Jeremy Gillen comments on Foom & Doom 2: Technical alignment is hard

Jeremy Gillen 26 Jun 2025 9:55 UTC
LW: 4 AF: 1
1
AF
In this situation, I think a reasonable person who actually values integrity in this way (we could name some names) would be pretty reasonable or would at least note that they wouldn’t robustly pursue the interests of the developer. That’s not to say they would necessarily align their successor, but I think they would try to propagate their nonconsequentialist preferences due to these instructions.
Yes, agreed. The extra machinery and assumptions you describe seem sufficient to make sure nonconsequentialist preferences are passed to a successor.
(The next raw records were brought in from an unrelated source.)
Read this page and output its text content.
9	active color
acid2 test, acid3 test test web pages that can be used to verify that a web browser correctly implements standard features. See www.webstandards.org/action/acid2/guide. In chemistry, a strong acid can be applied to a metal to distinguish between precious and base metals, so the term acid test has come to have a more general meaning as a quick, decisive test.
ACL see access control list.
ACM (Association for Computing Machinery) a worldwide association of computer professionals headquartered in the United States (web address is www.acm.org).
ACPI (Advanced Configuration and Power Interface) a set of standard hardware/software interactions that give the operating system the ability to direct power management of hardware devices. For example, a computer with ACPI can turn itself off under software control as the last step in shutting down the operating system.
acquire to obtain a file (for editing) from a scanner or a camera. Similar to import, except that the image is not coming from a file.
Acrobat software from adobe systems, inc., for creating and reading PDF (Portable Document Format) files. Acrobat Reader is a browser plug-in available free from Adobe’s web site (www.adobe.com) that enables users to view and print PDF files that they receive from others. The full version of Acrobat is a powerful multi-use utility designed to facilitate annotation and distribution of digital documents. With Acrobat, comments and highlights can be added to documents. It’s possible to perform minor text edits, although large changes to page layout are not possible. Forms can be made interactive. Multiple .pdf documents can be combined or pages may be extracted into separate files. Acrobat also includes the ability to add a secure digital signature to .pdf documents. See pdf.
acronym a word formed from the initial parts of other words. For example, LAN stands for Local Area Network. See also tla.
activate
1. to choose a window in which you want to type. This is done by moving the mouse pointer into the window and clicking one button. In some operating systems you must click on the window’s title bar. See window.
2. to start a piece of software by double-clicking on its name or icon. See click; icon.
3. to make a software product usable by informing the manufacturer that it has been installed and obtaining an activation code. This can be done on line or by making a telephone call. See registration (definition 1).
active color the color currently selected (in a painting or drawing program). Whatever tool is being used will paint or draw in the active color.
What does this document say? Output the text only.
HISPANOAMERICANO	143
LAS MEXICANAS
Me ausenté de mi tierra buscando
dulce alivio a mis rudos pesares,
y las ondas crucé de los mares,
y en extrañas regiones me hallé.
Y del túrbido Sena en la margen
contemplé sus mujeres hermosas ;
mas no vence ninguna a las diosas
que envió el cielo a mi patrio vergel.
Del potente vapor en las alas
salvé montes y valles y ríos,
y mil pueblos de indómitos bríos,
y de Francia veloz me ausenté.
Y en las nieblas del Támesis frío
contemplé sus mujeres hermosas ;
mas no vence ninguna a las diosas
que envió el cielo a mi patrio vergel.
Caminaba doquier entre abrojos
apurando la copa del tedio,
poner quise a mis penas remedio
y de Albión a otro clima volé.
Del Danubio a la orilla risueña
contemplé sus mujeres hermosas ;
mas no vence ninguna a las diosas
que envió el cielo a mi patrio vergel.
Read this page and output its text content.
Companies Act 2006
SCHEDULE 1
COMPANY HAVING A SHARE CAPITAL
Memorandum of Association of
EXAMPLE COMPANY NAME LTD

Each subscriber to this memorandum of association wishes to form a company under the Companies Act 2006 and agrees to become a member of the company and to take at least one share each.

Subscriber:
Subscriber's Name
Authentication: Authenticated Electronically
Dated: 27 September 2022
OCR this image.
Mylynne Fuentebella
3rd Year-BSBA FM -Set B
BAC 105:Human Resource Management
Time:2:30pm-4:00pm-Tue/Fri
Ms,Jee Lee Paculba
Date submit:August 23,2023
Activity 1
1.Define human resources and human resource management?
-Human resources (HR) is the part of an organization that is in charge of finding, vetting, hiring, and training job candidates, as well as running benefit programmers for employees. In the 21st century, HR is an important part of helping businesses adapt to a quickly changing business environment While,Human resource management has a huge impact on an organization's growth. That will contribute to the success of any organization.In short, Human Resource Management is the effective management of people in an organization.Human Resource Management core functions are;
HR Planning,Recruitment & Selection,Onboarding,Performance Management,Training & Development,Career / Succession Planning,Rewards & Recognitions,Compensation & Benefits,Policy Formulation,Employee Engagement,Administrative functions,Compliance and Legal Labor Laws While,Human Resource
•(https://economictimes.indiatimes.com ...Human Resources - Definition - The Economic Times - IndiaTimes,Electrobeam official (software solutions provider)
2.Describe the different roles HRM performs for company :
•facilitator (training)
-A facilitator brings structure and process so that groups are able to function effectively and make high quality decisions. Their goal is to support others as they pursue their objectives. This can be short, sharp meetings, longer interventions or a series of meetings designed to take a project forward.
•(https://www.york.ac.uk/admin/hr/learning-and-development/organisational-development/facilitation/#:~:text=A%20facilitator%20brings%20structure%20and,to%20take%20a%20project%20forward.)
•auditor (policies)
I think an actually high integrity person/AI doesn’t search for loopholes or want to search for loopholes.
If I try to condition on the assumptions that you’re using (which I think include a central part of the AIs preferences having a true-but-maybe-approximate pointer toward the instruction-givers preferences, and also involves a desire to defer or at least flag relevant preference differences) then I agree that such an AI would not search for loopholes on the object-level.
I’m not sure whether you missed the straightforward point I was trying to make about searching for loopholes, or whether you understand it and are trying to point at a more relevant-to-your-models scenario? The straightforward point was that preference-like objects need to be robust to search. Your response reads as “imagine we have a bunch of higher-level-preferences and protective machinery that already are robust to optimisation, then on the object level these can reduce the need for robustness”. This is locally valid.
I don’t think its relevant because we don’t know how to build those higher-level-preferences and protective machinery in a way that is itself very robust to the OOD push that comes from scaling up intelligence, learning, self-correcting biases, and increased option-space.
(I don’t think disgust is an example of a deontological constraint, it’s just an obviously unendorsed physical impulse!)
Some people reflectively endorse their own disgust at picking up insects, and wouldn’t remove it if given the option. I wanted an example of a pure non-consequentialist preference, and I stand by it as a good example.
deontological constraints we want are like the human notions of integrity, loyalty, and honesty
Probably we agree about this, but for the sake of flagging potential sources of miscommunication: if I think about the machinery involved in implementing these “deontological” constraints, there’s a lot of consequentialist machinery involved (but it’s mostly shorter-term and more local than normal consequentialist preferences).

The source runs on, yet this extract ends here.